Texte de la REPONSE :

ÉGALITÉ ENTRE HOMMES ET FEMMES
FONCTIONNAIRES POUR L'ATTRIBUTION
DE LA BONIFICATION DE PENSION POUR ENFANTS

    M. le président. La parole est à M. Henri Sicre, pour exposer sa question, n° 182, relative à l'égalité entre hommes et femmes fonctionnaires pour l'attribution de la bonification de pension pour enfants.
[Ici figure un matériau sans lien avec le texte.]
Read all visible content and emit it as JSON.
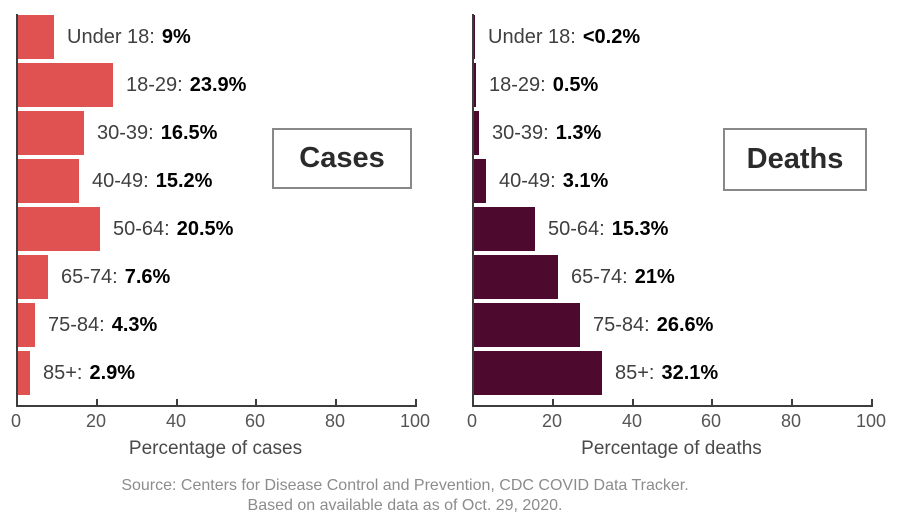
{
  "chart_data": [
    {
      "type": "bar",
      "orientation": "horizontal",
      "title": "Cases",
      "xlabel": "Percentage of cases",
      "xlim": [
        0,
        100
      ],
      "xticks": [
        0,
        20,
        40,
        60,
        80,
        100
      ],
      "grid": false,
      "legend": "none",
      "bar_color": "#e05252",
      "categories": [
        "Under 18",
        "18-29",
        "30-39",
        "40-49",
        "50-64",
        "65-74",
        "75-84",
        "85+"
      ],
      "values": [
        9,
        23.9,
        16.5,
        15.2,
        20.5,
        7.6,
        4.3,
        2.9
      ],
      "value_labels": [
        "9%",
        "23.9%",
        "16.5%",
        "15.2%",
        "20.5%",
        "7.6%",
        "4.3%",
        "2.9%"
      ],
      "category_labels": [
        "Under 18:",
        "18-29:",
        "30-39:",
        "40-49:",
        "50-64:",
        "65-74:",
        "75-84:",
        "85+:"
      ]
    },
    {
      "type": "bar",
      "orientation": "horizontal",
      "title": "Deaths",
      "xlabel": "Percentage of deaths",
      "xlim": [
        0,
        100
      ],
      "xticks": [
        0,
        20,
        40,
        60,
        80,
        100
      ],
      "grid": false,
      "legend": "none",
      "bar_color": "#4d0a2e",
      "categories": [
        "Under 18",
        "18-29",
        "30-39",
        "40-49",
        "50-64",
        "65-74",
        "75-84",
        "85+"
      ],
      "values": [
        0.2,
        0.5,
        1.3,
        3.1,
        15.3,
        21,
        26.6,
        32.1
      ],
      "value_labels": [
        "<0.2%",
        "0.5%",
        "1.3%",
        "3.1%",
        "15.3%",
        "21%",
        "26.6%",
        "32.1%"
      ],
      "category_labels": [
        "Under 18:",
        "18-29:",
        "30-39:",
        "40-49:",
        "50-64:",
        "65-74:",
        "75-84:",
        "85+:"
      ]
    }
  ],
  "source": {
    "line1": "Source: Centers for Disease Control and Prevention, CDC COVID Data Tracker.",
    "line2": "Based on available data as of Oct. 29, 2020."
  },
  "colors": {
    "cases_bar": "#e05252",
    "deaths_bar": "#4d0a2e",
    "axis": "#3d3d3d",
    "category_text": "#3f3f3f",
    "value_text": "#000000",
    "tick_text": "#555555",
    "axis_title_text": "#4a4a4a",
    "source_text": "#8c8c8c",
    "title_box_border": "#888888"
  }
}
    M. Henri Sicre. Monsieur le secrétaire d'Etat aux petites et moyennes entreprises, au commerce, à l'artisanat, aux professions libérales et à la consommation, ma question s'adresse à M. le ministre de l'économie, des finances et de l'industrie. J'ai déjà attiré son attention par voie de question écrite sur les modes de calcul des pensions de retraite des fonctionnaires et les conséquences de la décision rendue par le Conseil d'Etat le 29 juillet 2002.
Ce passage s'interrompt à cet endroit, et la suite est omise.